Python vs. Lisp - jacquesm
http://www.strout.net/python/pythonvslisp.html
======
mahmud
Wrong on multiple counts, starting with calling Lisp "LISP". I could go on
line by line and show an incorrect assumption or just plain FUD (on _both_
languages btw):

 _LISP's most-used datatype is the list, but strings are also a basic type,
and dictionaries are supported to some degree through association lists._

FUD. Lists are not the most used datatype, at least by this Lisper, classes
are. Dictionaries are supported _fully_ as hash-tables. Association lists are
usually written when testing stuff in the shell, but quickly made into a more
robust datatype.

 _Documentation String .. Python has apparently copied this straight from
LISP, as it has the same feature (also at the module and class levels)_

Yes, same in Lisp. Classs and packages also take docstrings. I can't think of
any top-level definition form in Lisp that _doesn't_ take docstrings.

 _Exception Handling .. LISP can achieve a limited sort of exception handling
through "catch" and related operators_

Lisp has the condition system that inspired Aspect Oriented Programming. Lisp
condition system is still the envy of everything else out there. People should
really start learning things before they write authoritative texts on them.

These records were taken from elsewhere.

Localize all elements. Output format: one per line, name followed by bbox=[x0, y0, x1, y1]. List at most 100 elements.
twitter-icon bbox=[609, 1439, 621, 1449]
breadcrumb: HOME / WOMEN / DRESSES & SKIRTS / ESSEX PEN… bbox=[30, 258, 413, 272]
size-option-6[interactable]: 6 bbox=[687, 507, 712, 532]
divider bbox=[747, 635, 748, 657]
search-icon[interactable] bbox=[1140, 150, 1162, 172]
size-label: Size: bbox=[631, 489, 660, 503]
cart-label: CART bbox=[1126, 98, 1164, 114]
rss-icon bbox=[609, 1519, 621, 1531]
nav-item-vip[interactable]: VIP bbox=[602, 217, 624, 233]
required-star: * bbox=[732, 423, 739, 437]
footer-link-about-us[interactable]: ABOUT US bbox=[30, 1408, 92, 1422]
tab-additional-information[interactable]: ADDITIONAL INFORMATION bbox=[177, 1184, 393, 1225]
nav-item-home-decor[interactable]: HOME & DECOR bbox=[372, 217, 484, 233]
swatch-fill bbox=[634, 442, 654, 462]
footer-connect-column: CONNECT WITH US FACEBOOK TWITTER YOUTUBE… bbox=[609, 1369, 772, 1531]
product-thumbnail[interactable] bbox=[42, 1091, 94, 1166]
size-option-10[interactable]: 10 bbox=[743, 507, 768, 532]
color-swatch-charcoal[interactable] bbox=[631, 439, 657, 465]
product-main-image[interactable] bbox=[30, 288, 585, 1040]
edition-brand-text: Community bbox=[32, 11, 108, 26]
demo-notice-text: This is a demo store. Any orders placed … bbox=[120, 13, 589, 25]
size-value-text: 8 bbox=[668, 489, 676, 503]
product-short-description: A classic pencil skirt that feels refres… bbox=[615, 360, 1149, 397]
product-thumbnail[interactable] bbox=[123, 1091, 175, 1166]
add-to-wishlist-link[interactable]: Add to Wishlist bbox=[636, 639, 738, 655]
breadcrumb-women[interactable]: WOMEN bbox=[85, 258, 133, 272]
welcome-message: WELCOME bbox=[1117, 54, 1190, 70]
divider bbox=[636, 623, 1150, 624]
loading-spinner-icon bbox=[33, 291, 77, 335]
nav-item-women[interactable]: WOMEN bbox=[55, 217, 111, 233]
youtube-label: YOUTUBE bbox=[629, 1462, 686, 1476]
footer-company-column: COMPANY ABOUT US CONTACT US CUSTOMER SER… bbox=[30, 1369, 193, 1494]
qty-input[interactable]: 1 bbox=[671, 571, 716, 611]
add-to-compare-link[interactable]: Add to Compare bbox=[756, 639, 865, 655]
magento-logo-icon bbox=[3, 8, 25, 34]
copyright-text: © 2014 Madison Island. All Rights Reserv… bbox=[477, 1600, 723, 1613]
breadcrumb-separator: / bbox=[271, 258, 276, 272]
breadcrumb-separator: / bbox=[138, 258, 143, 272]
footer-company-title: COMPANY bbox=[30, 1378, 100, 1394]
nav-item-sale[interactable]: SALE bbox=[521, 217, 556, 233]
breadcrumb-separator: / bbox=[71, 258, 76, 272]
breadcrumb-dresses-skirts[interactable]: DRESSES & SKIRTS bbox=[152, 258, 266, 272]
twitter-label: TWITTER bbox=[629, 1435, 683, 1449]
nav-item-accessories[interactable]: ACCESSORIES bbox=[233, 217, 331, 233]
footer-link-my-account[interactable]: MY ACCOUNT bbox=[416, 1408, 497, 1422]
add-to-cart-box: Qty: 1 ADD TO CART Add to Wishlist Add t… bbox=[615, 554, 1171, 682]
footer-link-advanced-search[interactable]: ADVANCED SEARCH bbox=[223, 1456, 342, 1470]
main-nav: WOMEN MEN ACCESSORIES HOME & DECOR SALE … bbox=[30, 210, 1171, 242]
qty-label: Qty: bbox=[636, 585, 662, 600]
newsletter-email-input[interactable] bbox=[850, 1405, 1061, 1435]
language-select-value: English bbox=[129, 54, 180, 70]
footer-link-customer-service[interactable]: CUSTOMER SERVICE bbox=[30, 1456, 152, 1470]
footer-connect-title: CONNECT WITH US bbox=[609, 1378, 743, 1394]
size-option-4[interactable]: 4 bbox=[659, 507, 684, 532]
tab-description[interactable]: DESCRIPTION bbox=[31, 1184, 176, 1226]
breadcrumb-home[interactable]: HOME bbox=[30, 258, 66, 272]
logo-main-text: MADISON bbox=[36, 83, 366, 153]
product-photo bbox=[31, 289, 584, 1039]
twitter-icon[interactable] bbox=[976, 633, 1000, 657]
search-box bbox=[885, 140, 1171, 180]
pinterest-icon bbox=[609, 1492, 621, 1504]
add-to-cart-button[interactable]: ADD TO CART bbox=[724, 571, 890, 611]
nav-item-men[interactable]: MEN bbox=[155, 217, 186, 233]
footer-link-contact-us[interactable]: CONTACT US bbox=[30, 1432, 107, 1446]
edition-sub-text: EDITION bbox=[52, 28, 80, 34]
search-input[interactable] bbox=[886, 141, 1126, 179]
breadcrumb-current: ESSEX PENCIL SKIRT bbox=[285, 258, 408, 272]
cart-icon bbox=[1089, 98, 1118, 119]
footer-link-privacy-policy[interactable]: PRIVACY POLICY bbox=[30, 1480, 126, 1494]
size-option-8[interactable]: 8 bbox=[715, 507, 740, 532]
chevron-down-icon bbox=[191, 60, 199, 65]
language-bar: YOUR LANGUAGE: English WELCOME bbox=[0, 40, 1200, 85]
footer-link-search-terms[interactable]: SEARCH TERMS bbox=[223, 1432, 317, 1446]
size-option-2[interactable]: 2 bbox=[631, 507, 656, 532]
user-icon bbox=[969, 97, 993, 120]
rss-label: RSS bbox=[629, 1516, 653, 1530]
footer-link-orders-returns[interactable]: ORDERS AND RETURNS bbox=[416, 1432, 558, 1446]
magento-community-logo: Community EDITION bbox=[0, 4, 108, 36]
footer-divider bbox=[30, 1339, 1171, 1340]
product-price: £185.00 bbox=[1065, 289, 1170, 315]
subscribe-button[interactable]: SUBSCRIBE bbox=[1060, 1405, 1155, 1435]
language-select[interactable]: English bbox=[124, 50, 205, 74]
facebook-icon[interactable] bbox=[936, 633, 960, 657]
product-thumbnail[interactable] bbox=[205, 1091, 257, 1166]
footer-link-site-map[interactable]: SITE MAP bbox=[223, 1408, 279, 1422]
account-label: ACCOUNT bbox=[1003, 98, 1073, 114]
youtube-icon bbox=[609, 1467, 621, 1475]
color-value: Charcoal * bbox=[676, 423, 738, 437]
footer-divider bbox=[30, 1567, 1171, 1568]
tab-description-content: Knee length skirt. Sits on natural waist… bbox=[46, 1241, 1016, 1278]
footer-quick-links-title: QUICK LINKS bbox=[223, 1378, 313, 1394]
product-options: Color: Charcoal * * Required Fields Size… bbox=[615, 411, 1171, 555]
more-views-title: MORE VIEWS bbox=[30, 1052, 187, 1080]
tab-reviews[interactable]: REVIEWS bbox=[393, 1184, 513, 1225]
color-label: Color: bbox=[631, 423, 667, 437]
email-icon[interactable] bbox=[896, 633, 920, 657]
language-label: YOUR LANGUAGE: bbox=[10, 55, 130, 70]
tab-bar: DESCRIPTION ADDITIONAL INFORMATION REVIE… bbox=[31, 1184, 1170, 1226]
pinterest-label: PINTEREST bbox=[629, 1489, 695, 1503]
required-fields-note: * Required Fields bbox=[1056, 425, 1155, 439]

 _Multiple Namespaces .. Multiple namespaces are central to Python; every
Python module gets its own namespace, with a simple syntax (module.varname or
module.funcname) for referring to objects therein. LISP packages are
essentially equivalent to Python modules in this respect._

And he misses his chance to bitch about the one thing that's imperfect about
Common Lisp :-P

 _LISP uses CLOS, which is a fairly (but not completely) standard object
extension to LISP._

Was this written before 1994? That was the last time this sentence could have
been correct.

Forced myself to read this just to debunk it.

------
wooby
Strikes me as dated and pointless; reads like a high school "compare and
contrast" essay and the guy is hell bent on flaming Lisp. Apples and Oranges
dude.

------
projectileboy
English makes a lot of sense to me, but Chinese just doesn't. Can't you see
how nicely English hangs together, and how it expresses things so clearly? The
pictographic alphabet and grammar and syntax of the Chinese language... it's
just not as elegant or powerful.

------
jacquesm
This is quite dated, but I found it interesting. I also wonder how such a
comparison done today would fare for both languages.